Both full and stream chunked fallbacks choose chunk sizes adaptively by default:

- Target around 8 chunks (`fullChunkTargetChunks` / `streamChunkTargetChunks`), clamped to a practical range.
- Effective sizes: `ceil(docChars / target)` clamped to `[8k, 32k]` for characters and `[150, 350]` for lines.
- Disable with `fullChunkAdaptive: false` or `streamChunkAdaptive: false` and pass fixed `*SizeChars/*SizeLines`.
- Optionally cap the number of chunks with `fullChunkMaxChunks`.

Notes:
- Adaptive sizing reduces the chance of over-chunking at ~100k+ where orchestration cost can dominate.
- Even with adaptive sizing, one-shot full parse (S5) can remain faster for some inputs. Validate on your data.

## How to reproduce

- Build and run the matrix:

```bash
npm run build
node scripts/perf-matrix.mjs
```

- Optional: Sweep non-stream chunked settings on your own content:

```bash
npm run build
node scripts/full-vs-chunked-sweep.mjs
```

These scripts print best-per-size summaries and can export JSON by setting `PERF_JSON=1`.

When publishing or comparing benchmark numbers, include:

- Node.js version
- CPU and OS/platform
- benchmark version
- commit SHA for this repository
- baseline package versions
- content generator or fixture source
- warmup/iteration settings from the harness

## Baseline: markdown-it (JS) example

For parity, we include the upstream markdown-it as a baseline in the matrix (scenario M1):

```ts
import MarkdownIt from 'markdown-it'

const md = new MarkdownIt()
const tokens = md.parse('# Title\n\nHello', {})
const html = md.render('# Title\n\nHello')
```

See the latest auto-generated numbers in `docs/perf-latest.md`.
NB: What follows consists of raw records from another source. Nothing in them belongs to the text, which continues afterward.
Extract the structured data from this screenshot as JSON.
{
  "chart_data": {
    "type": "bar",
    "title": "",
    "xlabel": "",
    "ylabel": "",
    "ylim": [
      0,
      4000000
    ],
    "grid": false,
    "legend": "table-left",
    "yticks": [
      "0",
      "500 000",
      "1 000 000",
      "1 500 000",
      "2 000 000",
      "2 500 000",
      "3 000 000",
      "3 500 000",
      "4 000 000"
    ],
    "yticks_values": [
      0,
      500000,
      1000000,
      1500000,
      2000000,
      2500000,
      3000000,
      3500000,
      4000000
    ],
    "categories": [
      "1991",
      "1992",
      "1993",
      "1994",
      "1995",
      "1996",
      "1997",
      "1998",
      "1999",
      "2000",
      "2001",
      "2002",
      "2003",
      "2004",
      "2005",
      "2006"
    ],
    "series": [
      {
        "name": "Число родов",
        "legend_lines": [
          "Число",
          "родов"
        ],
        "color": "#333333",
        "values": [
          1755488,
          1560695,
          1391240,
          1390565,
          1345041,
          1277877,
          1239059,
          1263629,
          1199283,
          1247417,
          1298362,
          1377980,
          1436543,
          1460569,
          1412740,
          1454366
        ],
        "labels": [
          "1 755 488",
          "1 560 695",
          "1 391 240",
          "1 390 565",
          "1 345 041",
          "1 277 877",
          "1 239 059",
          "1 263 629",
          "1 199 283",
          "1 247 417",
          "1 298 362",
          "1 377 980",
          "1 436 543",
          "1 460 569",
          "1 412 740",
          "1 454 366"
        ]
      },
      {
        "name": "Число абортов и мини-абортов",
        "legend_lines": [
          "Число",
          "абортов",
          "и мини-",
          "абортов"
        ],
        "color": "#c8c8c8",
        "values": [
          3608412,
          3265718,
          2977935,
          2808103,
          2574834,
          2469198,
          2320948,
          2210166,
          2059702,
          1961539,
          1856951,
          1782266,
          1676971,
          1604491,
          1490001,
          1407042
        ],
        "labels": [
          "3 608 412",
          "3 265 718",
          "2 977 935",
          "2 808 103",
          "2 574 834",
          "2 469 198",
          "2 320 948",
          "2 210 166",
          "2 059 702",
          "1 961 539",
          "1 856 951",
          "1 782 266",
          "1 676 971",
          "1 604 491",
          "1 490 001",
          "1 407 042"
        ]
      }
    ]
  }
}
## Remark parse (parse-only)

We also include a Remark parser scenario (R1) to compare pure parse throughput. It exercises:

```ts
import { unified } from 'unified'
import remarkParse from 'remark-parse'

const u = unified().use(remarkParse)
const tree = u.parse('# Title\n\nHello')
```

Notes:
- This measures parse only (no HTML render). It appears in the perf matrix as `R1` when `unified` and `remark-parse` are installed.
- Install deps once: `pnpm add -D unified remark-parse`.
- Run the matrix as usual: `npm run perf:matrix`.

## Regenerate the report in CI

You can refresh `docs/perf-latest.md` on demand via GitHub Actions:

- Go to your repository on GitHub → Actions → “Perf Report” → “Run workflow”.
- Optional inputs:
  - ref: branch/tag/SHA to run against (defaults to current branch)
  - node-version: Node.js version (default 20)
  - package-manager: pnpm or npm (default pnpm)

The workflow will install deps, run `perf:generate`, upload the files as an artifact, and commit/push `docs/perf-latest.md` and `docs/perf-latest.json` if they changed.

Chinese version (zh-CN):
- Run “Perf Report (zh-CN)” workflow. It executes `perf:generate:zh` and updates `docs/perf-latest.zh-CN.md` similarly.